他不是小孩子,見過不少得不到處理的案子和糾紛。
易地而處,他要是有錢有勢,想要整一個人,分分鐘就能想到幾十種法子。
讓人天天在你家門口大小便,你能怎麼樣。
敢拿錢辦事的人,就不在乎那點懲罰,但自身造成的困擾是無限的。
何況這還是個超凡的世界,手段更多。
對方既然不肯善罷甘休,那打蛇就要打七寸,鬧,就要鬧大。
沒多久,教務處主任陸笙趕來,畢竟只是校方請求帽子叔叔幫忙找人,雙方交接一番後,還是由校方自己處理。

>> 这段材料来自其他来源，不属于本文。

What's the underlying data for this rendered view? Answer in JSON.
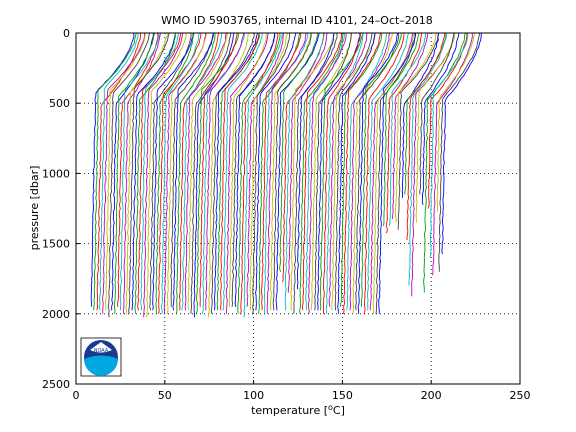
{
  "chart_data": {
    "type": "line",
    "title": "WMO ID 5903765, internal ID 4101, 24–Oct–2018",
    "xlabel": "temperature [",
    "xlabel_unit": "o",
    "xlabel_unit_tail": "C]",
    "ylabel": "pressure [dbar]",
    "xlim": [
      0,
      250
    ],
    "ylim": [
      0,
      2500
    ],
    "y_reversed": true,
    "x_ticks": [
      "0",
      "50",
      "100",
      "150",
      "200",
      "250"
    ],
    "y_ticks": [
      "0",
      "500",
      "1000",
      "1500",
      "2000",
      "2500"
    ],
    "grid": "dotted",
    "legend": "none",
    "logo": "NOAA",
    "series_palette": [
      "#0000ff",
      "#00a000",
      "#ff0000",
      "#00bfbf",
      "#bf00bf",
      "#bfbf00",
      "#404040"
    ],
    "profiles": {
      "description_count": 120,
      "x_offset_first": 8,
      "x_offset_last": 205,
      "surface_temperature_extra": 20,
      "thermocline_pressure": 450,
      "bottom_pressure": 2000,
      "deep_gradient": -2.5
    }
  }
}
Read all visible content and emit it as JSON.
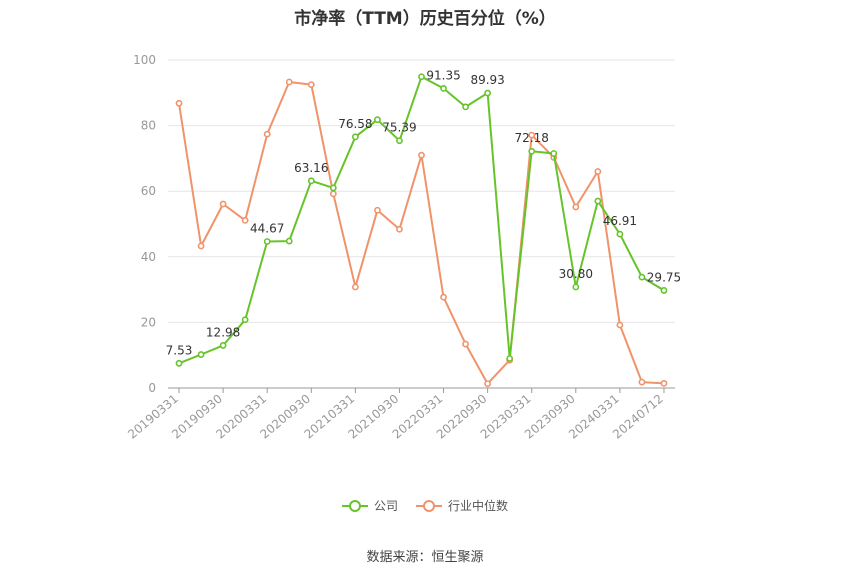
{
  "chart_data": {
    "type": "line",
    "title": "市净率（TTM）历史百分位（%）",
    "ylim": [
      0,
      100
    ],
    "yticks": [
      0,
      20,
      40,
      60,
      80,
      100
    ],
    "x": [
      "20190331",
      "20190630",
      "20190930",
      "20191231",
      "20200331",
      "20200630",
      "20200930",
      "20201231",
      "20210331",
      "20210630",
      "20210930",
      "20211231",
      "20220331",
      "20220630",
      "20220930",
      "20221231",
      "20230331",
      "20230630",
      "20230930",
      "20231231",
      "20240331",
      "20240630",
      "20240712"
    ],
    "xtick_labels": [
      "20190331",
      "20190930",
      "20200331",
      "20200930",
      "20210331",
      "20210930",
      "20220331",
      "20220930",
      "20230331",
      "20230930",
      "20240331",
      "20240712"
    ],
    "series": [
      {
        "name": "公司",
        "color": "#66c42a",
        "values": [
          7.53,
          10.2,
          12.98,
          20.8,
          44.67,
          44.8,
          63.16,
          61.0,
          76.58,
          81.8,
          75.39,
          94.9,
          91.35,
          85.7,
          89.93,
          9.0,
          72.18,
          71.5,
          30.8,
          57.0,
          46.91,
          33.8,
          29.75
        ],
        "labels": {
          "0": "7.53",
          "2": "12.98",
          "4": "44.67",
          "6": "63.16",
          "8": "76.58",
          "10": "75.39",
          "12": "91.35",
          "14": "89.93",
          "16": "72.18",
          "18": "30.80",
          "20": "46.91",
          "22": "29.75"
        }
      },
      {
        "name": "行业中位数",
        "color": "#f0936b",
        "values": [
          86.8,
          43.3,
          56.1,
          51.1,
          77.4,
          93.3,
          92.5,
          59.2,
          30.8,
          54.2,
          48.4,
          71.0,
          27.7,
          13.4,
          1.3,
          8.5,
          77.1,
          70.3,
          55.2,
          66.0,
          19.2,
          1.8,
          1.4
        ]
      }
    ]
  },
  "legend": [
    {
      "label": "公司",
      "color": "#66c42a"
    },
    {
      "label": "行业中位数",
      "color": "#f0936b"
    }
  ],
  "source": "数据来源：恒生聚源"
}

回到車裡,陸笙臉色當即拉了下來,怒道:“你知不知道自己做了什麼?知不知道你的行為有多惡劣?你還逃,你以為你能逃哪去?”
熊啟驚訝:“我逃了麼?我沒逃啊,我不在這麼。”
“我說的是你逃沒逃的事!?”陸笙臉紅脖子粗:“毆打同學,武力脅迫,還對別人女生吐口水,你還是不是學生!你當學校是什麼地方?你的庇護所?現在被你打的那些學生家長們,已經堵在校門口了!你的這些行為,是要負法律責任的!”
得,這帽子扣的,你不說清楚,別人還以為我是通緝犯呢。
“我不是,我沒有,主任你不要亂說,我們那叫比鬥,別人天天打都沒事,怎麼到我這就十惡不赦了?”熊啟裝出一副受到驚嚇的模樣。
陸笙眼睛瞪的溜圓,演技那是深得沒事找事,雞蛋裡硬挑骨頭的精髓,狠狠道:“還敢狡辯!你這種學生,我們一中要不起,也不會替你承擔任何責任,從現在起,你被開除了。”
“好嘞,謝謝,告辭。”說完,熊啟推開車門。
事情都這麼明顯了,爭辯也無意義。
一個教務主任,上來也不問緣由,強行蓋帽,一看就是一夥的。
“站住!我讓你走了麼?老老實實跟我回學校!”
“不是你說的開除我麼,還回去做什麼。”
“做什麼?自己跟同學道歉,自己去跟家長解釋,學校不是廁紙,你自己的屁股自己擦。”
“哎,真是的,打了小的來了老的,子子孫孫無窮盡也。”熊啟嫌棄的搖了搖頭,道:“你們一中實力不行啊,這點破事還要我親自出馬,保護費都白交了。”
咯咯咯~
陸笙牙關緊咬,直恨不得一巴掌抽死這小畜生。但這小畜生如此有恃無恐,為什麼?莫非有什麼依仗?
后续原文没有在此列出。